The first-quarter has been a winner for S&P 500 investors with the large-cap index rising 5.5 percent lead by tech sector which gained 12 percent. The rally was led by Apple Inc (AAPL), which rose 24 percent in the first three months. These healthy returns could see the strongest S&P 500 EPS growth in over five years, Bank of America analysts say.
Despite the Trump administration showing some wobbles at the end of the quarter, macro data remained upbeat. Bank of America says improving ISM numbers, led by new orders, has the economy in good stead and it expects earnings season to surprise to the upside. Even as estimates fall, Bank of America is predicting a $30.35 EPS, 3 percent above the market consensus of $29.44. (See also: First Quarter Analysis: Winners and Losers in Consumer Staples)
Own Financials and Energy
The first quarter was a good one for financials. A combination of the Federal Reserve increasing interest rates (the 10-year yield rose 21 basis points in the quarter) and the deregulation plans from the Republican party helped bank stocks hit multi-year highs. Consensus for the financials sector is a 14.1 percent year-on-year increase.

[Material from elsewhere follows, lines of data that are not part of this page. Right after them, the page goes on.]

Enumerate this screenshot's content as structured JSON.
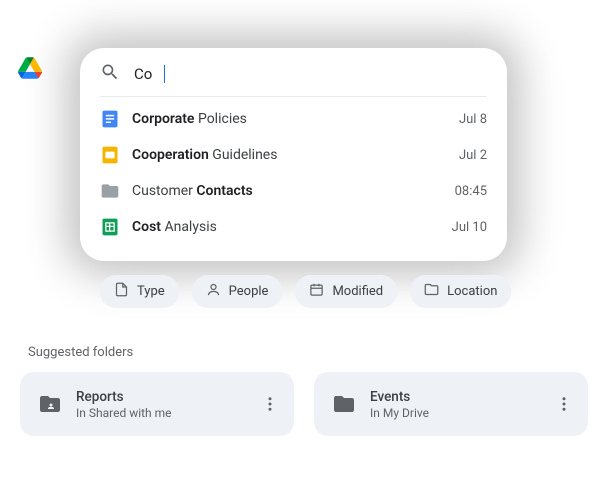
{
  "search": {
    "query": "Co"
  },
  "results": [
    {
      "icon": "docs",
      "title_prefix": "Co",
      "title_bold_rest": "rporate",
      "title_rest": " Policies",
      "date": "Jul 8"
    },
    {
      "icon": "slides",
      "title_prefix": "Co",
      "title_bold_rest": "operation",
      "title_rest": " Guidelines",
      "date": "Jul 2"
    },
    {
      "icon": "folder",
      "title_prefix": "",
      "title_bold_rest": "",
      "title_plain_pre": "Customer ",
      "title_bold_post": "Contacts",
      "date": "08:45"
    },
    {
      "icon": "sheets",
      "title_prefix": "Co",
      "title_bold_rest": "st",
      "title_rest": " Analysis",
      "date": "Jul 10"
    }
  ],
  "chips": [
    {
      "icon": "type",
      "label": "Type"
    },
    {
      "icon": "people",
      "label": "People"
    },
    {
      "icon": "modified",
      "label": "Modified"
    },
    {
      "icon": "location",
      "label": "Location"
    }
  ],
  "section_title": "Suggested folders",
  "folders": [
    {
      "icon": "shared-folder",
      "name": "Reports",
      "location": "In Shared with me"
    },
    {
      "icon": "folder",
      "name": "Events",
      "location": "In My Drive"
    }
  ]
}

After a dismal Q1 2016, the energy sector is expected to return year-on-year EPS growth of 723.6 percent. A year ago, the price of oil traded below $30 a barrel for the first time in 13 years. A full-on oil crisis saw profits dive, rigs close and the energy industry suffer one of its worst quarters in history. It was the first sector to record a quarterly loss since financials in 2008.
However, what a year makes. As oil hovers around $50 a barrel, a 50 percent increase from the average Q1 2016 price, expect a sharp rebound in the energy sector. (See also: The Energy Sector Could Offer Earnings Upside)

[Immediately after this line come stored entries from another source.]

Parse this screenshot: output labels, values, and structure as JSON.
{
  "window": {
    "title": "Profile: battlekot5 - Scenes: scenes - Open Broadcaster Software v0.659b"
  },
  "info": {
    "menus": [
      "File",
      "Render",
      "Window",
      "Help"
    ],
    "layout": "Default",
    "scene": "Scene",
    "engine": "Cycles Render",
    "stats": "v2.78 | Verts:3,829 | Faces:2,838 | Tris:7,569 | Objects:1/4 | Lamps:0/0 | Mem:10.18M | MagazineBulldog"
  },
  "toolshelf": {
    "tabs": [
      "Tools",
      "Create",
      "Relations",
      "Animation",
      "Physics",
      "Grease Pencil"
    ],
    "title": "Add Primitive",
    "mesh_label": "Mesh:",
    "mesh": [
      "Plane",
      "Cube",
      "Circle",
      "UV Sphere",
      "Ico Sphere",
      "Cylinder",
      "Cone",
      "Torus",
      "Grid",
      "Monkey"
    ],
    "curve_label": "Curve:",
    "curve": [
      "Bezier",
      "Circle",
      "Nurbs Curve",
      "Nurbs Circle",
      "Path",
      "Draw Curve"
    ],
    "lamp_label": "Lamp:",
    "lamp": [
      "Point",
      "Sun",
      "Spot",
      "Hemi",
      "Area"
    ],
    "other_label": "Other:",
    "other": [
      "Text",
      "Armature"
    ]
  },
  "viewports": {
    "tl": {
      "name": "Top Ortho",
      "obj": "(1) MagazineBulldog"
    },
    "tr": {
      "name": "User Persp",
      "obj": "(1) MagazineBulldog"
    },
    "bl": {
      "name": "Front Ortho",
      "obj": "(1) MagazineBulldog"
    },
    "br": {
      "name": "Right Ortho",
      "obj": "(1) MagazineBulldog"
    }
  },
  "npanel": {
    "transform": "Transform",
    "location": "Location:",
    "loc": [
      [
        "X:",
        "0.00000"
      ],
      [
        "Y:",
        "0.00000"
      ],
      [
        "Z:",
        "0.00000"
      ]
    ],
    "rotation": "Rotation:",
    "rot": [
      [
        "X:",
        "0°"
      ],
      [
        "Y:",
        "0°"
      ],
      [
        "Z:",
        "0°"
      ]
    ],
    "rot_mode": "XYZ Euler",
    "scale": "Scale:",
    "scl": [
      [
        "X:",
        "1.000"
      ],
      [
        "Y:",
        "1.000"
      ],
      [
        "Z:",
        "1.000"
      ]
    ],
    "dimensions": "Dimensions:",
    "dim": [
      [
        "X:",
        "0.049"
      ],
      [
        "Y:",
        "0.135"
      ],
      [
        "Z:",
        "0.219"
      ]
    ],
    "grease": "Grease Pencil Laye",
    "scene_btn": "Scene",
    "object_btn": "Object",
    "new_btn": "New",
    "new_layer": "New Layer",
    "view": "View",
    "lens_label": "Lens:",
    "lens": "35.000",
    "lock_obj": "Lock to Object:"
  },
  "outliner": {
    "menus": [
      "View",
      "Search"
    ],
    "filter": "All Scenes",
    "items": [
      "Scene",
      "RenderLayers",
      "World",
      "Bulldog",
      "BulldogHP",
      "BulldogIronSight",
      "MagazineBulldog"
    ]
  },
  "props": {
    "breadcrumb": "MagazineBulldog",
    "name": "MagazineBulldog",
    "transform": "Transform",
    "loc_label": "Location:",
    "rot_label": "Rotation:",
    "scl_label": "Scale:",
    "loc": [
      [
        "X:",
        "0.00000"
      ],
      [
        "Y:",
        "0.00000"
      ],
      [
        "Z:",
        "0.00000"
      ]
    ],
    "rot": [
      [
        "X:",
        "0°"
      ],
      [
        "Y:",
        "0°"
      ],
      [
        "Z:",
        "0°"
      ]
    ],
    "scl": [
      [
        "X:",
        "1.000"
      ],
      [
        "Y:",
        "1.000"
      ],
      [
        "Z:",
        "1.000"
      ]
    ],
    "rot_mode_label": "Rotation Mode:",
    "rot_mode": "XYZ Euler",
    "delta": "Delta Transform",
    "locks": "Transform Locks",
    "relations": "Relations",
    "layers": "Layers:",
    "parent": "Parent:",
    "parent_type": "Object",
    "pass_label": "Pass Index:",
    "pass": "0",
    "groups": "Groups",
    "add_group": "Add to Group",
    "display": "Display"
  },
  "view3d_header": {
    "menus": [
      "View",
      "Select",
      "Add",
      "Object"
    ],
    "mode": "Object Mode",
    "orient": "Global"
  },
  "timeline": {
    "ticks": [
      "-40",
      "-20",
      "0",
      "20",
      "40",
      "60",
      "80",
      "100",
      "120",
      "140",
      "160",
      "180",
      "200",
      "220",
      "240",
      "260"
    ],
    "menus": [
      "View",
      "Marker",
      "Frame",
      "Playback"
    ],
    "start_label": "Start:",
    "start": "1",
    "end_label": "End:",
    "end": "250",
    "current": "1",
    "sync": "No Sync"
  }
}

Market consensus for ex-financials and energy EPS growth is just 3 percent.
Historically, corporates have been reluctant to upgrade consensus for estimates as reporting dates get closer, even as optimism rises. Skeptics say this can distort any upside earnings beat and borders on immoral behavior. However, the current political uncertainty may provide a material excuse this time around. "Corporates typically set a low bar at the beginning of the year, and they may also be hesitant to update their outlooks until they have greater clarity on the likelihood and timing of policy changes by the new administration," Bank of America said in its note.
"Given the lack of progress on policy initiatives thus far, management is unlikely to change guidance on this aspect."